Et la porte s’ouvrit avec fracas ; le bruit de cette scène avait fait tomber le malade en défaillance ; sa pâleur, son insensibilité alarmèrent les assistants ; madame de Châteauroux, sans prendre garde à eux, cherchait à ranimer le mourant en lui faisant respirer des sels, en baignant ses tempes de vinaigre : enfin, il rouvrit les yeux, et dit d’une voix éteinte :

— Adieu… je me meurs… je ne vous… reverrai plus[1].

Puis il demanda le père Perusseau.

Alors l’évêque de Soissons, s’approchant de madame de Châteauroux, lui dit avec autant de dureté que d’insolence :

— Le roi va se confesser madame, n’empêchez pas, par votre présence, les bénédictions du ciel de tomber sur lui.

À ces mots, la dignité l’emportant sur le désespoir, la duchesse, plus pâle que le mourant, se leva et porta sur le roi un dernier regard qui semblait dire :

— Meurs tranquille, car ta mort ne nous séparera point.

Puis elle se retira dans un cabinet voisin de la chambre du roi, où madame de Lauraguais se trouvait, ainsi que le duc de Richelieu.

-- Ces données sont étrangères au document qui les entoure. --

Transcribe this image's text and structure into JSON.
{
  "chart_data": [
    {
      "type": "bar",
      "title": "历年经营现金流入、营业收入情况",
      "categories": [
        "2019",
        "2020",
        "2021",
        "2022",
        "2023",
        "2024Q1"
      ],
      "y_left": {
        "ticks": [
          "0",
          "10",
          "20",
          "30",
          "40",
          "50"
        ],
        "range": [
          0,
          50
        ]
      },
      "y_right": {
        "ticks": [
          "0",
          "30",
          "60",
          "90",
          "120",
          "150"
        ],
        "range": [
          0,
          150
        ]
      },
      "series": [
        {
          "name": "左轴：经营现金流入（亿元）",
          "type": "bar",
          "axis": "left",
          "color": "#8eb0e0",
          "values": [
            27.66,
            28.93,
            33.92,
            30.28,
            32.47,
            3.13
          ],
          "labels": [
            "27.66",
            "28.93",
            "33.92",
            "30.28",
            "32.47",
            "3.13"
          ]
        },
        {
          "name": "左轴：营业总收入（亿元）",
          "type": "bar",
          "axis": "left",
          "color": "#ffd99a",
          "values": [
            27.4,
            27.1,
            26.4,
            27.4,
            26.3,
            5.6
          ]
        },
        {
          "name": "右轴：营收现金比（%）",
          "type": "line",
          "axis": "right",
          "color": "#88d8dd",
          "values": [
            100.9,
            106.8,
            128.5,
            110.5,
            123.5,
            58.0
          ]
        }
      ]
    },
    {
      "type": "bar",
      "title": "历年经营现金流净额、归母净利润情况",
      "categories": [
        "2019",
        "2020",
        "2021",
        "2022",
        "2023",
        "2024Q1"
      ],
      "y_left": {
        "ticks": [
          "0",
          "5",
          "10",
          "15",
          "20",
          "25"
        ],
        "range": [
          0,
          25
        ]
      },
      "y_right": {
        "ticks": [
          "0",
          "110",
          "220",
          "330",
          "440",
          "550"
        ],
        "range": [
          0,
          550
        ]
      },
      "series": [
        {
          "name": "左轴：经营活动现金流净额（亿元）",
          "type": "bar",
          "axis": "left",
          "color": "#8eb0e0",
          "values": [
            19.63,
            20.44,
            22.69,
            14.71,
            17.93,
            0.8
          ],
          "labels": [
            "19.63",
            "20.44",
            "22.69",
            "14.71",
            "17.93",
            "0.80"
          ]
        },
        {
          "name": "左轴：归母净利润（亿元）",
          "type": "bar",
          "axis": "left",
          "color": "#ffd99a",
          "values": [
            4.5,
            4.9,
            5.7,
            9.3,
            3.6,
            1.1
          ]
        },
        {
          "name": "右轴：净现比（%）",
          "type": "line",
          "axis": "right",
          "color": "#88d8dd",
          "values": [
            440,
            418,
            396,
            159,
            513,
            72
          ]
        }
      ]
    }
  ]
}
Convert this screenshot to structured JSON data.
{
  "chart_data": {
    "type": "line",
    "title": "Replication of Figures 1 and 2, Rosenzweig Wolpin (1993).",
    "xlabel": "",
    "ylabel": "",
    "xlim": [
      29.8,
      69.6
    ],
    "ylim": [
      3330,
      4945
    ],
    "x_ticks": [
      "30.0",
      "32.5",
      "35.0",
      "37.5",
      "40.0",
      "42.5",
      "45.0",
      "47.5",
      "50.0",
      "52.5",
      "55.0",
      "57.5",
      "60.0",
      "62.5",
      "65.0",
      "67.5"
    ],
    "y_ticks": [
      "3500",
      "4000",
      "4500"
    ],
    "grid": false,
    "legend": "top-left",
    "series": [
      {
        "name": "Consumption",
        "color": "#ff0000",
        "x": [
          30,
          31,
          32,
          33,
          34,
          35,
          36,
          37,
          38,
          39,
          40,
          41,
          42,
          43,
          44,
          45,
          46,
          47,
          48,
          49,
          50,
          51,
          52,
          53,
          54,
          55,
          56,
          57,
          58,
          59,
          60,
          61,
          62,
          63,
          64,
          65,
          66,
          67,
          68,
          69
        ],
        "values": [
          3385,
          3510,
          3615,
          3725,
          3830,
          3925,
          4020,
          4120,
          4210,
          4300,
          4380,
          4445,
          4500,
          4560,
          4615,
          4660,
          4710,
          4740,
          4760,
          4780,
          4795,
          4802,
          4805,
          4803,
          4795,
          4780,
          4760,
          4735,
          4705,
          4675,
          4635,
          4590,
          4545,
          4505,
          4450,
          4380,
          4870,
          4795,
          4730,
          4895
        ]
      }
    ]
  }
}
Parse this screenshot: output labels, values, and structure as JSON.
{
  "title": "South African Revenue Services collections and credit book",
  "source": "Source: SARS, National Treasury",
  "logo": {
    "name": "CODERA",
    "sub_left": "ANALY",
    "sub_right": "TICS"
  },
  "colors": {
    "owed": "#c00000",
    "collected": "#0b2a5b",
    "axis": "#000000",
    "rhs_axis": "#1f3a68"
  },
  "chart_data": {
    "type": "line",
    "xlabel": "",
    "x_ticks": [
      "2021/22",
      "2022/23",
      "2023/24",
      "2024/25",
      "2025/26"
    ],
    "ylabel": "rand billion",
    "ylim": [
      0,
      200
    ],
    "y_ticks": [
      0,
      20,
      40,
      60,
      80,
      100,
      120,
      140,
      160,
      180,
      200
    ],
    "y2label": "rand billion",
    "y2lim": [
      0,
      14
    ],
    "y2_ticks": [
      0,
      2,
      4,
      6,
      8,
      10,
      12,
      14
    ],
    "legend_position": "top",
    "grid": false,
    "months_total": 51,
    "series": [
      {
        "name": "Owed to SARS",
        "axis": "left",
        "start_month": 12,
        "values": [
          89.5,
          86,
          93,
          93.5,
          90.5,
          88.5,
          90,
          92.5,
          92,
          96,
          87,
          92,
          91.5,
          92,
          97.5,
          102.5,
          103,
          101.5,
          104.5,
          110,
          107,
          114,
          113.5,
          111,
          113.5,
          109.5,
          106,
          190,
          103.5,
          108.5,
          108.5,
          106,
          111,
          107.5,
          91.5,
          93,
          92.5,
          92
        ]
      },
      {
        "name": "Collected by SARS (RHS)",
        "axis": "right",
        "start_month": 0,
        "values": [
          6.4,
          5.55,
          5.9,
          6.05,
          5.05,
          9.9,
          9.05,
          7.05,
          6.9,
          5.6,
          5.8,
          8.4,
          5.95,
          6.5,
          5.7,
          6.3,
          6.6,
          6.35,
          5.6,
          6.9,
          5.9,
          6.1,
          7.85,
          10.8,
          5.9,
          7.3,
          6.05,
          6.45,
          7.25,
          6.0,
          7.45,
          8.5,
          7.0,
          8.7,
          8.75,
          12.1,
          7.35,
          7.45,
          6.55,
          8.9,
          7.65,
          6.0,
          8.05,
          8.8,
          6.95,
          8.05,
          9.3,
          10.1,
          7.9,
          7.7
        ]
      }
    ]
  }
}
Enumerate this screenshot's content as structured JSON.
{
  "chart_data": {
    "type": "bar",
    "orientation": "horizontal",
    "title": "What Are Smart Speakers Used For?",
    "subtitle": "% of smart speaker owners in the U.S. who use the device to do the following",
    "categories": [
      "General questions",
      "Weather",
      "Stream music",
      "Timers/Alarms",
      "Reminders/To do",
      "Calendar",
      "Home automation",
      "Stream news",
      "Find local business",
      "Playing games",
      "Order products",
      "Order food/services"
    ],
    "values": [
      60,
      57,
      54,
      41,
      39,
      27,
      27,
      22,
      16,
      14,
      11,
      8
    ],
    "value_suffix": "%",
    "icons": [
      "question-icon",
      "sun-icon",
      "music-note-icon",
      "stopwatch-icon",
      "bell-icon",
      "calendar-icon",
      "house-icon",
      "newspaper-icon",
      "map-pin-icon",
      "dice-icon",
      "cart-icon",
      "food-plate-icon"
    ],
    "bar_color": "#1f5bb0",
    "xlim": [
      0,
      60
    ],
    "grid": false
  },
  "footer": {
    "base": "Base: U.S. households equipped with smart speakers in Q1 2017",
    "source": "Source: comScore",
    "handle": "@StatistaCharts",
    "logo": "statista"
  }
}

Là, en proie à toutes les tortures d’une anxiété déchirante, elle attendit l’événement qui devait décider de son sort.

Enfin les deux battants de la porte s’ouvrirent, l’évêque de Soissons parut, les yeux étincelants la figure animée ; il dit d’une voix menaçante :

— Le roi vous ordonne, mesdames, de vous retirer sur-le-champ de chez lui[2].

Madame de Châteauroux l’écoute immobile, et garde le silence. Dès que l’évêque est rentré dans la chambre du

  1. Mémoires de Richelieu.
  2. Histoire de France. — Vie privée de Louis XV.